The attention from Y Combinator helped earn Forever Labs some solid press. TechCrunch named it one of the top seven companies in the cohort of 110, and London’s The Sunday Times featured the founders on its podcast.

While fundraising is underway, the focus now is on adding new surgeons to the network and spreading the word to their patients and other consumers.

Dr. Ben Wood of Raleigh-based Davis & Pyle Plastic Surgery considers himself an early adopter. His practice tries to stay ahead of trends in healthcare, so when he met Clausnitzer through a mutual friend, he immediately saw the fit with a client base often using cosmetic surgery to look and feel their best.
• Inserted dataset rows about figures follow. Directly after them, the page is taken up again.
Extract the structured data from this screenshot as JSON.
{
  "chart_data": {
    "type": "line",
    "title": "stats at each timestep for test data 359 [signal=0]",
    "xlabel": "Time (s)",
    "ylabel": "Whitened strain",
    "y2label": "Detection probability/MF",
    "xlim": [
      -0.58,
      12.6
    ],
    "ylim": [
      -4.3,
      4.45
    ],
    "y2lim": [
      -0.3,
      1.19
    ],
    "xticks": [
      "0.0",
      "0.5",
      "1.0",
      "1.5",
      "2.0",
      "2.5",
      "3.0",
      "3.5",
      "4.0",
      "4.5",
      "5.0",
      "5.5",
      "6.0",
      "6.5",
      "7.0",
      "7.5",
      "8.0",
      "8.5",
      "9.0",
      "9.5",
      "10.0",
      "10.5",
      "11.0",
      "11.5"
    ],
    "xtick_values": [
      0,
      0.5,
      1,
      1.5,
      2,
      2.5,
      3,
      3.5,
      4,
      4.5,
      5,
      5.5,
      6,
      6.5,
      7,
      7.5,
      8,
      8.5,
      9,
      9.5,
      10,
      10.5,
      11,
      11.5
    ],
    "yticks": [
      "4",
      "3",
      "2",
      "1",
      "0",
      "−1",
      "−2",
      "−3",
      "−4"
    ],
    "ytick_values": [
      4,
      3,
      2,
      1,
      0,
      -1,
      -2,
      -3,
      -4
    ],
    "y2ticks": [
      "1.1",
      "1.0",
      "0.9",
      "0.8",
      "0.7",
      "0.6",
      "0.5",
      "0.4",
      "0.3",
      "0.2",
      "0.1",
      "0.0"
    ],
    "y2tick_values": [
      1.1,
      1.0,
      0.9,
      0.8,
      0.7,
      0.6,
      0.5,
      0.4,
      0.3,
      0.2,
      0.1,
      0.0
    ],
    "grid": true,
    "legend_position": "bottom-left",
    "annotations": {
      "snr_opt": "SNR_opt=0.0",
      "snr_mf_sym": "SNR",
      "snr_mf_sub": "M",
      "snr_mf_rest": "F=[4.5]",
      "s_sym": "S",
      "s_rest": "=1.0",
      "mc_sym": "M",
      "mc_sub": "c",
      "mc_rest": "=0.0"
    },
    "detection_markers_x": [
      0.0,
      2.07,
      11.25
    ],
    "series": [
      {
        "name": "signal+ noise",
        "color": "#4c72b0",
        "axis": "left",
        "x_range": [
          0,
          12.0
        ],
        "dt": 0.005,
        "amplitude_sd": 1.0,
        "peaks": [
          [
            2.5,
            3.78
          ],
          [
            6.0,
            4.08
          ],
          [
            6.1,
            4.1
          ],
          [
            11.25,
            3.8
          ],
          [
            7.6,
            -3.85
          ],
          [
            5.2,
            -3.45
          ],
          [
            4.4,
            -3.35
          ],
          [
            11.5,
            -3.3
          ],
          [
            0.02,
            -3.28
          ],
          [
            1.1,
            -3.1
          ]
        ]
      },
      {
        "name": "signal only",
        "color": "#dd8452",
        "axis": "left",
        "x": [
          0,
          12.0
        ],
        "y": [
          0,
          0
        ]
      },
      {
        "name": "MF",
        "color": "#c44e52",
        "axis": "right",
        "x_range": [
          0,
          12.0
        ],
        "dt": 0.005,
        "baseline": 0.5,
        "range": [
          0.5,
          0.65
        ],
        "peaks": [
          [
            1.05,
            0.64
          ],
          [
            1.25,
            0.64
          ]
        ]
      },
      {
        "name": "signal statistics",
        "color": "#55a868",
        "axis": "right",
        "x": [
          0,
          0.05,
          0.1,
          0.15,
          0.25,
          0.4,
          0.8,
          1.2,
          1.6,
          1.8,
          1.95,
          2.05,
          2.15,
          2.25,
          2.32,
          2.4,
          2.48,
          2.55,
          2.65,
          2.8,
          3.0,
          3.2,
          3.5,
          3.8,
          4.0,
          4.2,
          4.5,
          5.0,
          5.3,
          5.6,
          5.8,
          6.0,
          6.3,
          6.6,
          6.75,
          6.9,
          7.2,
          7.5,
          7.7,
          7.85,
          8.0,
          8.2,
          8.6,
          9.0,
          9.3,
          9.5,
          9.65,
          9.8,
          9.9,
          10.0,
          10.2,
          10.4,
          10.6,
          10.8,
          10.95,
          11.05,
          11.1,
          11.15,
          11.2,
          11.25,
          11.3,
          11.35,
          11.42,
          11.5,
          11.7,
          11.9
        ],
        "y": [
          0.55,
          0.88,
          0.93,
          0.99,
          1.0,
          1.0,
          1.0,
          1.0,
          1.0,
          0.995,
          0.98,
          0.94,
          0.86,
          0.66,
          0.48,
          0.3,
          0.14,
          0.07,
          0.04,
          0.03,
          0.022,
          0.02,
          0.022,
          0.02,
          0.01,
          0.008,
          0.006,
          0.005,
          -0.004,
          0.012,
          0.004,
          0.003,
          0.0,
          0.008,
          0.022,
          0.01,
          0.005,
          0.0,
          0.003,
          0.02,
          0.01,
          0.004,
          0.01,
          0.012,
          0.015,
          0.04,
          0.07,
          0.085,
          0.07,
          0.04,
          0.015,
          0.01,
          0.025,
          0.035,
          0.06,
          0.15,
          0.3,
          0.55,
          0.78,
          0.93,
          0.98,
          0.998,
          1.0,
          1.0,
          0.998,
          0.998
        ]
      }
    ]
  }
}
“Our patients are interested in getting the most out of every day,” he says, adding that this is “a step beyond preventative medicine.”

Wood had the procedure six months ago and is now storing his own stem cells through Forever Labs—it took 15 minutes and was routine with minimal discomfort, he says.

The biggest challenge for his practice is figuring out the best way to educate patients on stem cell storage and introduce Forever Labs as an option. The practice held an event for patients several months ago. Wood has performed 10 procedures so far, making his practice one of the more active, Clausnitzer says.

Traction is building, Clausnitzer told me last week in Chapel Hill, where three of the five-person team work. They’ve signed on the largest plastic surgery group in the country, based in New York City. Locally, he’s got two team physicians for the Carolina Hurricanes. Some employers are considering offering it as an employee benefit.

Two local educational events are happening this week, one of which is sold out. National marketing could happen as funds come in.

Clausnitzer says the most challenging part of growing the company and spending so much time in the Bay Area is being away from his two young children. But he also offers some perspective: “I’m starting to solve aging. They will understand someday.”